Elsewhere, although US stocks have had a good year so far, valuations are beginning to look stretched. Price-to-earnings ratios well north of 20 are pricing in a Goldilocks-like soft-landing scenario, leaving equities vulnerable to any less benign macroeconomic outcome. A large portion of this year’s equity rally can also be attributed to companies that have benefited from the AI hype or from fiscal spending programmes such as the CHIPS Act.

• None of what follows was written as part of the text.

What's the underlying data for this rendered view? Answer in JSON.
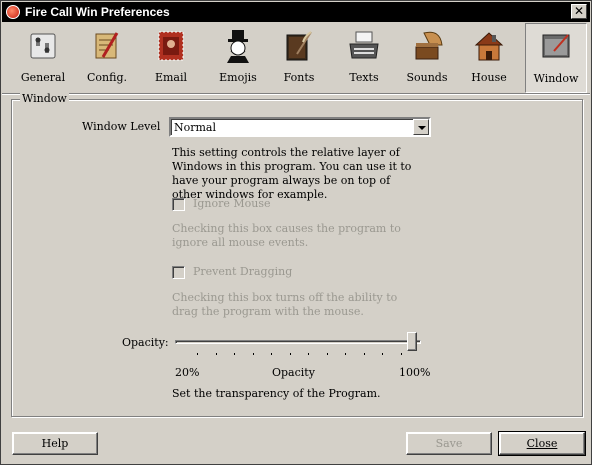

The debt of these companies represents a relatively small part of bond indices, and already trades at relatively tight valuations.  Credit, unlike equities, has an asymmetric return profile and a ceiling on how high it can rally, while some of the hottest tech stocks have more than doubled this year. 

Even if recession has only been postponed and not avoided, we expect equity investors will be on the lookout for portfolio diversifiers. Since bond indices are composed primarily of issuers from more traditional industries, we expect they will have a lower correlation with equity markets in the event of a recession or market turmoil. That means it’s probably not a bad time for bonds to reprise their supporting role as (slightly less than) one half of the famous 60/40 duo.